# How to: Aerial map with topo lines



## Jelf (Jan 2, 2014)

In case anyone finds it useful, here is how you can display topographic lines on top of an aerial.

The following link starts Gmap4 (I am the developer) and if you zoom in until the scale in the lower left says 500 ft then you will see topo lines on the Google aerial for anywhere in the U.S.

http://www.mappingsupport.com/p/gma...opography_lines&layers=34,35&transparent=true

To start zooming in to your area of interest, try Menu ==> Search to get close and then zoom/pan. To manually zoom, use your mouse wheel or the sliding control near the upper left corner of the map.

To turn the topo lines on/off, click the button in the upper right corner of the map then scroll down to the Overlay section and click "topography_lines".
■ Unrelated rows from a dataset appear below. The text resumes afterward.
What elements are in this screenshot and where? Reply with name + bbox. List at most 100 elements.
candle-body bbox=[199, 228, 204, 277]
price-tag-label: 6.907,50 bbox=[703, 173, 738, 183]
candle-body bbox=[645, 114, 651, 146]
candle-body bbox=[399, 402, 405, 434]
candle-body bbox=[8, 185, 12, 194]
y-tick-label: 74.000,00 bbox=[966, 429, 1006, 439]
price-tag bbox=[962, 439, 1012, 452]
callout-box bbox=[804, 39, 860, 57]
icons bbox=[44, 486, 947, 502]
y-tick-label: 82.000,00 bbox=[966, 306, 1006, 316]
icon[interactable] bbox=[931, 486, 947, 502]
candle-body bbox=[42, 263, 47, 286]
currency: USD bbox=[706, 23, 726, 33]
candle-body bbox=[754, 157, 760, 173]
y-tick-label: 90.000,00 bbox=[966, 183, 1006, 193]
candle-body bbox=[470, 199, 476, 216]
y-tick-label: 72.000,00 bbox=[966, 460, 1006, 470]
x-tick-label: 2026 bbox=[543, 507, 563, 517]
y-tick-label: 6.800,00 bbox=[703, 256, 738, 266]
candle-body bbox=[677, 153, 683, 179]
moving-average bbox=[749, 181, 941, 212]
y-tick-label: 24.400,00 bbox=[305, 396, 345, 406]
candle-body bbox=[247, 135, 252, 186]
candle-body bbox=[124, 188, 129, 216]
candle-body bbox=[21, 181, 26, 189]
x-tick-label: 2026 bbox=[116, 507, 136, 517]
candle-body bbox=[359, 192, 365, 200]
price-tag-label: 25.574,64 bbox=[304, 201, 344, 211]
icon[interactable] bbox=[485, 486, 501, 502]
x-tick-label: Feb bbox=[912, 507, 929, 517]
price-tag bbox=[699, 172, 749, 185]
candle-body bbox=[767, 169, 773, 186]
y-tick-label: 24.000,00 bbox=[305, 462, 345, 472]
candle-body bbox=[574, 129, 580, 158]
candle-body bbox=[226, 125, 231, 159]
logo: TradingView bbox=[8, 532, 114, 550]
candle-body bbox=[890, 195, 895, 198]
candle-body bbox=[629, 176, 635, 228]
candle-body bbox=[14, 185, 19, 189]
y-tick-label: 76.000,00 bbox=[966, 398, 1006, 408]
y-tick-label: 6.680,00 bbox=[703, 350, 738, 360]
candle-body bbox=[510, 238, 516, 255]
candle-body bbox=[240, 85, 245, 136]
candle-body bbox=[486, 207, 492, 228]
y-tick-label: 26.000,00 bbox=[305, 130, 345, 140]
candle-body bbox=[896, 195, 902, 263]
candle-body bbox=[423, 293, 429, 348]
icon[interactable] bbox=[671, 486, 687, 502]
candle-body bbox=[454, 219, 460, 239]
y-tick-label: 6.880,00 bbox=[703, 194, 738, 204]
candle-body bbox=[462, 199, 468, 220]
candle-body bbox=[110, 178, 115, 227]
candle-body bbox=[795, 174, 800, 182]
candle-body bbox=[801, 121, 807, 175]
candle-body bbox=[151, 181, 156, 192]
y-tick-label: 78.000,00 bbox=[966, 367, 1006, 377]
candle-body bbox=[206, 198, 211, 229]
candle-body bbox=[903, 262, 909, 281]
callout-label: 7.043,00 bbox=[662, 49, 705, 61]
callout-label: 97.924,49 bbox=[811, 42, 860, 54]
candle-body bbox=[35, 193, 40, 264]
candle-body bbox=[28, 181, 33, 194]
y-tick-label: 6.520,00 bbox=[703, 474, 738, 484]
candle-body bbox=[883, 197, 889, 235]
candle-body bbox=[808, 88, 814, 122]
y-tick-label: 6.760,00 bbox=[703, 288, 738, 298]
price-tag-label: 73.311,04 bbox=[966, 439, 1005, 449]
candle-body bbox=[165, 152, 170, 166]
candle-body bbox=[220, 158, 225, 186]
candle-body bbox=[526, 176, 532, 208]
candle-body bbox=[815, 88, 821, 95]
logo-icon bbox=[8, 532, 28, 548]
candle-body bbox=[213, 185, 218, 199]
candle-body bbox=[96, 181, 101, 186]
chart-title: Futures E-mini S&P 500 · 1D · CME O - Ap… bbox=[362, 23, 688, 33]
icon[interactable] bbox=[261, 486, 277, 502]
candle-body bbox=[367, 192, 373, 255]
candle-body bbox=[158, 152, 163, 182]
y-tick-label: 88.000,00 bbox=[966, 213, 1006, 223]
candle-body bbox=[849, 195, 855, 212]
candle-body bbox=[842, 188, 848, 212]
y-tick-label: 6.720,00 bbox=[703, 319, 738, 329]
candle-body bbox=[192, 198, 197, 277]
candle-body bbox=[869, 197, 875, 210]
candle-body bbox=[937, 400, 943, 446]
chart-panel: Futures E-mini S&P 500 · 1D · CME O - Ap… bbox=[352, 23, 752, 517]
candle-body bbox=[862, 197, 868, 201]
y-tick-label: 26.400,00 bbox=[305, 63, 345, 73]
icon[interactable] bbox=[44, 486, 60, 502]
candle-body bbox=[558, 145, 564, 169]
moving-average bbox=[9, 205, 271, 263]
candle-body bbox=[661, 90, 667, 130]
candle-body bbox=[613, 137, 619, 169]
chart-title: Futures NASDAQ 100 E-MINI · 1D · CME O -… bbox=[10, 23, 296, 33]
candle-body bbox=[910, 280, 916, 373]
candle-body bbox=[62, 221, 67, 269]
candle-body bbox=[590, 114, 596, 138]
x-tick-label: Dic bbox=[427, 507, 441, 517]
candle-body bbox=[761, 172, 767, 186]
The topo line data comes from a GIS (Geographical Information Service) server run by the feds. That GIS data displays the topo lines on top of any basemap.

The Gmap4 homepage has a FAQ, examples, quick start info (in the Help file) and more to quickly get you up to speed.

Gmap4 default map: http://www.mappingsupport.com/p/gmap4.php (does not include GIS topo line overlay)

Gmap4 homepage: http://www.mappingsupport.com/p/gmap4.html

Joseph, the Gmap4 guy
Redmond, WA


----------



## Badger (Jun 11, 2010)

Thank you - Now if I only had a plotter !


----------



## rod44 (Jun 17, 2013)

Jelf - are you a cartographer? If so did you ever use the book Elements of Cartography? My dad wrote it.

Here is my farm in SW Wisconsin. 120 acres in the middle of the dead end road.

http://www.mappingsupport.com/p/gma...opography_lines&layers=34,35&transparent=true


----------



## Jelf (Jan 2, 2014)

Thanks for the kind words.

@rod44 - Nope, not a cartographer. Just a software developer. No doubt if I read your dad's book I could produce better looking maps.

And in order to make a Gmap4 link that is zoomed in on your farm:
1. Zoom the map in
2. Click Menu ==> Link to this map
The link that is displayed will replicate the map on your screen.

Joseph, the Gmap4 guy


----------



## rod44 (Jun 17, 2013)

Probably wouldn't help you that much. It was written before all the fancy computer stuff. One on my sons however is a cartographer and in charge of the "orthophotogramity" department of an enginnering company. He is really big into the arial photo sort of stuff.


----------